Recorded 28 October 1987
Philip Leacock (8 October 1917 - 14 July 1990)
Philip Leacock was born in London in 1917. He spent the early years of his life on the Canary Islands, before being sent to various boarding schools in England, including Bedales. At school he developed an interest in film, and soon after began to work for Harold Lowenstein on short documentaries such as 'Out To Play' (1936) and 'Kew Gardens' (1937). In 1938 he went to Spain working with Thorold Dickinson on two documentaries about the Spanish Civil War. During the War, Leacock joined the Army Kinematograph Service, making a range of documentaries, drama-documentaries and training films, including 'The New Lot' - the inspiration for 'The Way Ahead' (1944). After the War, Leacock worked at the Crown Film Unit, increasingly on drama-documentaries such as 'Out of True' (1951). He moved into feature film production, making 'The Brave Don't Cry' (1952) for Group 3, and 'Appointment in London' for Rank. 'Riders of the New Forest' (1946) - a series of shorts for Gaumont-British Instructional initiated a habit of working with children, and many of Leacock's Rank films of the 50s feature children in central roles including 'The Kidnappers' (1953), 'Escapade' (1955), 'The Spanish Gardener' (1956) and 'Innocent Sinners' (1958). From the late 1950s he worked increasingly in Hollywood, working for Hecht and Lancaster and later for Columbia on films such as 'Take a Giant Step' (1959) and 'Reach For Glory' (1962).
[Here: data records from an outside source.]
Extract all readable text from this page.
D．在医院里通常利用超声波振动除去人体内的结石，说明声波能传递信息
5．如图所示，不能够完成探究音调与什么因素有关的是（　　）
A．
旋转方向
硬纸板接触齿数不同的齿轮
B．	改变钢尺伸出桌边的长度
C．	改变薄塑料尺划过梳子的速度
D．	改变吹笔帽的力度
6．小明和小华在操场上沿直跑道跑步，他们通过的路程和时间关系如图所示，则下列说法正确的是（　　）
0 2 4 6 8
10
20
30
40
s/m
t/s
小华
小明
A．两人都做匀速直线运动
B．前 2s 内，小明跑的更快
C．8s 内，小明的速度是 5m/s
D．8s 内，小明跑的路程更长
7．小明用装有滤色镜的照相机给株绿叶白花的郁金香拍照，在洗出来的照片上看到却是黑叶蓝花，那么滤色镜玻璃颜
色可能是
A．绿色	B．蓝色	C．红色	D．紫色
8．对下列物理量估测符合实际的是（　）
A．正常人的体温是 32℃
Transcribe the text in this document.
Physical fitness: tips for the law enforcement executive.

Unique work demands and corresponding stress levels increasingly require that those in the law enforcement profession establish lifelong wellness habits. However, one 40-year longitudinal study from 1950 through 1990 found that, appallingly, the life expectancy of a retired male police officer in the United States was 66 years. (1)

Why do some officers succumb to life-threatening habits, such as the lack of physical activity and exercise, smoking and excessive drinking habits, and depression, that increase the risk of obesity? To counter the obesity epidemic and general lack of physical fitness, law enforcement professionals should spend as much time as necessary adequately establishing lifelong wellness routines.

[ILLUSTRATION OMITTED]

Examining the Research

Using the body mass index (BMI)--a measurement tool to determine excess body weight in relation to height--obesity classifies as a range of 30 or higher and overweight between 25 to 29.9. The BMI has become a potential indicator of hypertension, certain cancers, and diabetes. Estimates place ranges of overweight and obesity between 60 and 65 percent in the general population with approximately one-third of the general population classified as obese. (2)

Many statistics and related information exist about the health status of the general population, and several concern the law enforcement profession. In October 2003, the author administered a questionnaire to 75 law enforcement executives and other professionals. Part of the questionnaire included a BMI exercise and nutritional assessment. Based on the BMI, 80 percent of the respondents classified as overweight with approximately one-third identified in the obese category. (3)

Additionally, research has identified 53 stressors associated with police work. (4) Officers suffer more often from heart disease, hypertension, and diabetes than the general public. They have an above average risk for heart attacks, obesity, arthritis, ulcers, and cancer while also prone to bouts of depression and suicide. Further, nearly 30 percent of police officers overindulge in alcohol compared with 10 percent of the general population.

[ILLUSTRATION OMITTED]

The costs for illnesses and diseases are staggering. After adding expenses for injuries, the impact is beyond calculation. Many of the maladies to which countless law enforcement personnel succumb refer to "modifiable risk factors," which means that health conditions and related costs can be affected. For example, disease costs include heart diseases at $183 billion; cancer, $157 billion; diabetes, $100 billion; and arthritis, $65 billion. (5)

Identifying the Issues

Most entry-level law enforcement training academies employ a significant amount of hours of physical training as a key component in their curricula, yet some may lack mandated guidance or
Leacock also turned to television at this time, and his television output as director and producer remained steady through the 60s and 70s on shows such as 'Gunsmoke', 'Hawaii Five-O', 'The Waltons' and 'Dynasty'.
In this interview, conducted in 1987, Philip Leacock talks to Stephen Peet about his career in film. His discussion focuses mainly on his film work, with detailed material on his period in the Army Kinematograph Service and the Crown Film Unit, and his work for Rank. He talks very interestingly about the influence of his documentary experience on his feature work, particularly his conviction that films must contain a moral point as well as a story. He particularly recalls details of the production debates around 'The Kidnappers' and 'The Brave Don't Cry', and gives a fascinating account of the fate of 'Take a Giant Step' - a film about race relations which he suggests was not fully supported by United Artists. Not given to personal gossip, Leacock's account of his career is nevertheless full of fascinating material.